The new omicron variant of the novel coronavirus (SARS-CoV-2) has brought the question of vaccination efficacy back in focus, pushing health experts to acknowledge the need to look beyond vaccine immunity.
Patients with sufficiently high D3 serum levels preceding the novel coronavirus disease (COVID-19) were highly unlikely to suffer a fatal outcome, showed a recent study published in PubMed, a search engine that scans medical databases.
The study was based on two sets of meta-analysed data: One on the long-term vitamin D3 levels from 19 countries and another on 1,601 hospitalised patients — 784 of whose vitamin D3 levels were measured within a day after admission and 817 whose vitamin D levels were known beforehand.
Both confirmed an inverse correlation between vitamin D levels and COVID-19 death rate.
The importance of vaccines is repeatedly underlined through the research, which recommended “combining vaccination with routine strengthening of the immune system of the whole population by vitamin D3 supplementation to consistently guarantee blood levels above 50 nanograms per millilitre”.

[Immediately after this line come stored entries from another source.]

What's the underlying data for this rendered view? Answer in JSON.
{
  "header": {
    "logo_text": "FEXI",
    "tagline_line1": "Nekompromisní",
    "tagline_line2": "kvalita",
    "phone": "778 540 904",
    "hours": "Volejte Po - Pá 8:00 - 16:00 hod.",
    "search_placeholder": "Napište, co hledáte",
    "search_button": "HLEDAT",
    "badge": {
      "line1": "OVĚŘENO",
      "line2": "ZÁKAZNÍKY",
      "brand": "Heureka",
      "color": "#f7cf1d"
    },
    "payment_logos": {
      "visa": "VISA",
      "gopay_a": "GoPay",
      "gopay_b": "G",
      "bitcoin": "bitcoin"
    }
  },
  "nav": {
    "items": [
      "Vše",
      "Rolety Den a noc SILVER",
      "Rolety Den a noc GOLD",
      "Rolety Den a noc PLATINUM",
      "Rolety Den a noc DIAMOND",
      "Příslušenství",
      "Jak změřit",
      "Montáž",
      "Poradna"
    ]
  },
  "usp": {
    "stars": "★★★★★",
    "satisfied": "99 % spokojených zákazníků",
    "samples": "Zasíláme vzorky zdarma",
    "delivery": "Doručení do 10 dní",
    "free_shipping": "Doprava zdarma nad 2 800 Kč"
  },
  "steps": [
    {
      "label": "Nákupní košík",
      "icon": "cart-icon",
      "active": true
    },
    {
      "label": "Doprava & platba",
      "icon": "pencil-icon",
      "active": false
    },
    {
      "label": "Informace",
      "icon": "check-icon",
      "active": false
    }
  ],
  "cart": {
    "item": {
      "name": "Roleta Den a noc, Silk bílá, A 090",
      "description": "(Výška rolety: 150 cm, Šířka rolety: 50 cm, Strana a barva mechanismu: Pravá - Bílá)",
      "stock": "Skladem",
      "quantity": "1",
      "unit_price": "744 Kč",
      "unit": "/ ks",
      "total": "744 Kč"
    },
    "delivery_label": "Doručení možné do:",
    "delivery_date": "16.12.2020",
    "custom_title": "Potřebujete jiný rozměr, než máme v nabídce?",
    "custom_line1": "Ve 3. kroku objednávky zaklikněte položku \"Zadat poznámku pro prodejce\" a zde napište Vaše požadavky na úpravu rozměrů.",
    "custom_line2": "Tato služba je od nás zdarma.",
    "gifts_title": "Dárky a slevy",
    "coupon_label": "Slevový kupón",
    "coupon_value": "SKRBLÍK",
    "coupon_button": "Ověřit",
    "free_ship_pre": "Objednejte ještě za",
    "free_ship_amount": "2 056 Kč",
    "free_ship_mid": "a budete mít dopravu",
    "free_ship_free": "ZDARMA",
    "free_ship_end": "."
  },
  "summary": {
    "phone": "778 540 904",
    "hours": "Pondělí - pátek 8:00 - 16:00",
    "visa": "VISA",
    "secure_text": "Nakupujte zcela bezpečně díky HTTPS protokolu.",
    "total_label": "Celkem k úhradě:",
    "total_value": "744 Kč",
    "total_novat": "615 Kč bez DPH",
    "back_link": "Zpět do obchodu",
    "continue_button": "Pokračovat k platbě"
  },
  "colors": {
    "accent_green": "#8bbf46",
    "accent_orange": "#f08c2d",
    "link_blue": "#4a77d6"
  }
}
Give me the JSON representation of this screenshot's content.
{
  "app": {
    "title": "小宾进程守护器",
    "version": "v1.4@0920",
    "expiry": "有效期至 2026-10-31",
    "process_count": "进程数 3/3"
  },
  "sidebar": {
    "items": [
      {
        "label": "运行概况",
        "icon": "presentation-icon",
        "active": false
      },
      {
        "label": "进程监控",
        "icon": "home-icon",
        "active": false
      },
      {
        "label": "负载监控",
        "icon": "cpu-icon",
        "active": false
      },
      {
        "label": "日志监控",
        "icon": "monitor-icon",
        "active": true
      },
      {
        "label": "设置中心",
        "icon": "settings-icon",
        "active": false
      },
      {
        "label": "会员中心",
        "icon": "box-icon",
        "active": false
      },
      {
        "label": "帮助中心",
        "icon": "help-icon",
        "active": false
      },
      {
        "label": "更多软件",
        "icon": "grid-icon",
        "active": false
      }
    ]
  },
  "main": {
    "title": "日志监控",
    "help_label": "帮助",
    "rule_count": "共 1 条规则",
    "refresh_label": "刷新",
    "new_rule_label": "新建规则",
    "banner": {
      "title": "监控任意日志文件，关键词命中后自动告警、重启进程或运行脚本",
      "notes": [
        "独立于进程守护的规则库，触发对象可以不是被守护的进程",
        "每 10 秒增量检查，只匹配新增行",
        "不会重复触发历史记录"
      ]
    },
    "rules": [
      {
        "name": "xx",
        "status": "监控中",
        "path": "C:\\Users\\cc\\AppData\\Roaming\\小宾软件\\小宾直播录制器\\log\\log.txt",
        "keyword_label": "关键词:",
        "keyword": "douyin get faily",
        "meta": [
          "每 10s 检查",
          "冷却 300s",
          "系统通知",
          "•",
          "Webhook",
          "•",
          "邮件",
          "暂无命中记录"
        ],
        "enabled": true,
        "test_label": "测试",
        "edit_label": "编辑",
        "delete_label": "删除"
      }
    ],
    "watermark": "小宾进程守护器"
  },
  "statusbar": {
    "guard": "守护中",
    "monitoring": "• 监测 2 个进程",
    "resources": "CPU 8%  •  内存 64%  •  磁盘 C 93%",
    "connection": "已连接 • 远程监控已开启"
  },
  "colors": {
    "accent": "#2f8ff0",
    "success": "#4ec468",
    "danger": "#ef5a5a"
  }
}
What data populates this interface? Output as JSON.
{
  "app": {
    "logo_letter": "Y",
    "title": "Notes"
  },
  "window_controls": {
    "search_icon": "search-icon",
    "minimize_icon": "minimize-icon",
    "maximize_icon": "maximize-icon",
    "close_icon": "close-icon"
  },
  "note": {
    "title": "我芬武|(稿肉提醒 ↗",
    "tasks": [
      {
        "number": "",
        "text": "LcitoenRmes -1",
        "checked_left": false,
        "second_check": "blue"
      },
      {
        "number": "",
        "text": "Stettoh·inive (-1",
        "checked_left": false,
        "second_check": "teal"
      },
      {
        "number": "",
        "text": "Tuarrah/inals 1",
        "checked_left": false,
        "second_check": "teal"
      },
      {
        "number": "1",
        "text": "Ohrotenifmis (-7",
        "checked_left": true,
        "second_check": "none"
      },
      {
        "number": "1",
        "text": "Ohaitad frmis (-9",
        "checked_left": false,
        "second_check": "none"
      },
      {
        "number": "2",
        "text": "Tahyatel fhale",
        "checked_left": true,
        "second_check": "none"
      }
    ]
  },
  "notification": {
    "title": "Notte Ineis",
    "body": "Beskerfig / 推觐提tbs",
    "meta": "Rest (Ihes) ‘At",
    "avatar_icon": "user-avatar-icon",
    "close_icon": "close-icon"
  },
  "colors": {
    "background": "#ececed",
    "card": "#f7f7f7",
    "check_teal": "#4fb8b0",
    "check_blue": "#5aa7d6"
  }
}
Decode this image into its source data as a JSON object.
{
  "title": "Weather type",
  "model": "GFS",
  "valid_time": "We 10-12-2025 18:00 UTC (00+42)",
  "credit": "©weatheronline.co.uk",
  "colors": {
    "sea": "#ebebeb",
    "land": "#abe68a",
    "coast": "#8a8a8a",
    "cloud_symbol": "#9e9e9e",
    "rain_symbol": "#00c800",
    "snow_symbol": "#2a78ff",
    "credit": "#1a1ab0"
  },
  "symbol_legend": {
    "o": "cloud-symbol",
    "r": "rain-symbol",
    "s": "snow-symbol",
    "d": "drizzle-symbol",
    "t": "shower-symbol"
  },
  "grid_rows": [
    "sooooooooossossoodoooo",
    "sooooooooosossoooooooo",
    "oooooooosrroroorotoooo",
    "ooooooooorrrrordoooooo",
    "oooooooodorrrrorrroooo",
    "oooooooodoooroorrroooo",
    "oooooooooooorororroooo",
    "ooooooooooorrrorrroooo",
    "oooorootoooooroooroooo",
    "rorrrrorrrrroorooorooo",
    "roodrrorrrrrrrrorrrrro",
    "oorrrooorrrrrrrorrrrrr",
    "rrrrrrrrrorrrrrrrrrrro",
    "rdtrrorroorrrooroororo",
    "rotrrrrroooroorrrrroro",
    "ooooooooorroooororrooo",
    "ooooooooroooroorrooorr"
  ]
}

This has multiple advantages that go beyond health benefits, the study noted, adding:
From a social and political point of view, it will lower the need for further contact restrictions and lockdowns. From an economical point of view, it will save billions of dollars worldwide, as vitamin D3 is inexpensive, and together with vaccines, provides a good opportunity to get the spread of SARS-CoV-2 under control.
Widespread vitamin D deficiency was recorded before the COVID-19 pandemic began. The study attributed this shortfall to modern lifestyle that is “far from optimal with respect to nutrition, physical fitness, and recreation”.
There is enough evidence available that outlines the link between vitamin D3 and its role in regulating our immune system, according to the paper written by three German scientists.
Moreover, vitamin D3’s effectiveness in curing several diseases, especially acute respiratory distress syndrome that is also a COVID-19 after-effect, is well-known.
It has also been recorded that vitamin D3 effectively suppresses “the progression of inflammation by reducing the generation of inflammatory cytokines”. Cytokine release syndrome, also known as “cytokine storm”, causes multiple organ damage — a key cause of death in late stage COVID-19 cases.
Yet, testing and supplementation of vitamin D3 remains insufficient, the report highlighted.
After rickets — a condition that softens bones — in the 19th century, “SARS-CoV-2 pandemic is becoming the second breakthrough in the history of vitamin D3 association with disease”, the scientists wrote.